Etanercept Safe and Effective for Juvenile Psoriatic Arthritis

Andrew Smith

A 96-week-long trial of etanercept (Enbrel) indicates durable therapeutic benefits and no serious adverse events in pediatric patients with psoriatic arthritis and other types of juvenile idiopathic arthritis.

A 96-week-long trial of etanercept (Enbrel) indicates durable therapeutic benefits and no serious adverse events in pediatric patients with psoriatic arthritis and other types of juvenile idiopathic arthritis.
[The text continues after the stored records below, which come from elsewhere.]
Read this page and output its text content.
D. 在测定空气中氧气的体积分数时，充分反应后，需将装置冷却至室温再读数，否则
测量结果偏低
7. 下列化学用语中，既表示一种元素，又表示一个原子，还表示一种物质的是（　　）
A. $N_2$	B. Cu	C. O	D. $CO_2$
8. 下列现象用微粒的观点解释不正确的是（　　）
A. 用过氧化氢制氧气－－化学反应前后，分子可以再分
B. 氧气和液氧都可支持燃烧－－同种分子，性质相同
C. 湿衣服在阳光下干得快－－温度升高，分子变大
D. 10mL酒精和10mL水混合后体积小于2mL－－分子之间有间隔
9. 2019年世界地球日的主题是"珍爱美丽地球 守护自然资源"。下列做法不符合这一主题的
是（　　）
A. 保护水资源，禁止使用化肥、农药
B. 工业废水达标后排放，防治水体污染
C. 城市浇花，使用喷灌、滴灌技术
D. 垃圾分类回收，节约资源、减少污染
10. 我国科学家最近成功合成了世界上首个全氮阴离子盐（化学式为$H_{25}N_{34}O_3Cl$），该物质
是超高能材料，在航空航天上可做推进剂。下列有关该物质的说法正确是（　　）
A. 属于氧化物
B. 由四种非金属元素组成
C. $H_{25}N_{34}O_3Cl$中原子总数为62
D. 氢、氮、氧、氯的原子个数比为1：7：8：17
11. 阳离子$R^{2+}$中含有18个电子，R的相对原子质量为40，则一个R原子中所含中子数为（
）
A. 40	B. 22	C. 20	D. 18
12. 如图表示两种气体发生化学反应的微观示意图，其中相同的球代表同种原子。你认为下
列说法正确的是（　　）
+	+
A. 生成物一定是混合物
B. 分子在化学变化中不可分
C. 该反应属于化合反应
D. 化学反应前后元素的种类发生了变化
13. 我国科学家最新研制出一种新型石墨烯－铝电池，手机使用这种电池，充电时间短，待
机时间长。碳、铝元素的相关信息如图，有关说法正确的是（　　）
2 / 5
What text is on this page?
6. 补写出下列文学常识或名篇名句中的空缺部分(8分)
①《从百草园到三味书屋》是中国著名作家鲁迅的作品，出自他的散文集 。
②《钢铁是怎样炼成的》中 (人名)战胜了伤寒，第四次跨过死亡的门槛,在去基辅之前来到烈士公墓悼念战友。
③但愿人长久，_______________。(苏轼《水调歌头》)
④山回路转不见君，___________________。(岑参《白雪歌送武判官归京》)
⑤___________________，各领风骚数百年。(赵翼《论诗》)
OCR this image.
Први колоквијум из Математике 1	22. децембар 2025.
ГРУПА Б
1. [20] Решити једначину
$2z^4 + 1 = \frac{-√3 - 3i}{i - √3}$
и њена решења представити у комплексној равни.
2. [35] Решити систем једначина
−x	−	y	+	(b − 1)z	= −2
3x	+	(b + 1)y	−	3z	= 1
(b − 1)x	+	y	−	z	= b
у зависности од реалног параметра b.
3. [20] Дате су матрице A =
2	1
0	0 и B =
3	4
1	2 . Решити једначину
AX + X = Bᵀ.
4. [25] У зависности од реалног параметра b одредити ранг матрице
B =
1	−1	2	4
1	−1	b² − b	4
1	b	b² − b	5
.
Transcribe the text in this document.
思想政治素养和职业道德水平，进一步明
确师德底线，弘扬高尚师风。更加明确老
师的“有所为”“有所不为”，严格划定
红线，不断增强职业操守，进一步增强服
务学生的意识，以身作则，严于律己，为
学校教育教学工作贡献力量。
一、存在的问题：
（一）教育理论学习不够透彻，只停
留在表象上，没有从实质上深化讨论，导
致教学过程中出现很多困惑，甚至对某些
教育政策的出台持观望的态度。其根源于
A new paper published in The Journal of Rheumatology includes data on 127 arthritis patients with a least 2 affected joints, no prior experience with biologic agents and, in most cases, an inadequate response to traditional disease-modifying antirheumatic drugs (DMARDs) such as methotrexate, hydroxychloroquine, cholorquine, sulfasalazine, or non-steroidal anti-inflammatory drugs (NSAIDs).

Nearly half of the patients (60) had extended oligoarthritis, while 38 had enthesitis-related arthritis and 29 had psoriatic arthritis. All but 5 of them received at least 12 weeks of treatment, and 109 of them entered the second part of the study and received the full 96 weeks of treatment.

At week 96, 84.3% of patients (95% confidence interval [CI], 76.7% to 90.1%) had achieved an American College of Rheumatology 30 (ACR30) response, which indicates a 30 % reduction in overall disease symptoms. Some 83.5% of patients (95% CI, 75.8% to 89.5%) had achieved an ACR50 response, while 78.7% (95% CI, 70.6% to 85.5%) had achieved an ACR70 response, 55.1% (95% CI, 46.0% to 63.9%) had achieved an ACR90 response and 45.7% (95% CI, 36.8% to 54.7%) had achieved an ACR100 response. Fully 27.6% (95% CI, 20.0% to 36.2%) were classified as having inactive disease.

The most common adverse events (as measured by both total events and the number of events per 100 patient years) were headache (23, 10.7), pyrexia (12, 5.6), and diarrhea (10, 4.6). The most common infections were upper respiratory tract infection (83, 38.6), pharyngitis (50, 23.2), gastroenteritis (22, 10.2), bronchitis (19, 8.8), and rhinitis (17, 7.9). No patients developed any malignancy, active tuberculosis, demyelinating disorders during the trial, nor did any patients die.

“Over 96 weeks of therapy, etanercept demonstrated sustained efficacy at treating the clinical symptoms of all 3 juvenile idiopathic arthritis categories, with no major safety issues,” the investigators wrote.

The new data is not the first to emerge from what has been dubbed the CLIPPER trial. The investigators who ran the open-label multi-center study reported 12-week results in 2012: 88.6% of all patients (95% CI, 81.6% to 93.6%) achieved an ACR30 response, while 81.1% achieved an ACR50 response, 61.5% achieved an ACR70 response, 29.8% achieved an ACR90 response and 12.1% were judged to have inactive disease.

Patients with psoriatic arthritis responded particularly well in that initial study period. Some 93.1% of all psoriatic arthritis patients (95% CI, (77.2% to 99.2%) achieved ACR30 compared to 89.7% of extended oligoarticular arthritis patients (95% CI, 78.8% to 96.1%) and 83.3% of enthesitis-related arthritis patients (95% CI, 67.2% to 93.6%). The odds ratio of response on etanercept versus standard placebo results was 40.7 for psoriatic arthritis patients, compared to 26.2 for extended oligoarticular arthritis patients and 15.1 for enthesitis-related arthritis patients.

Etanercept is already indicated for the treatment of juvenile idiopathic arthritis in patients aged 2 years and older, but the investigators who undertook the new study believe their work adds valuable new information about the medication’s long-term efficacy. The trial was originally sponsored by Wyeth, which was acquired by Pfizer in 2009.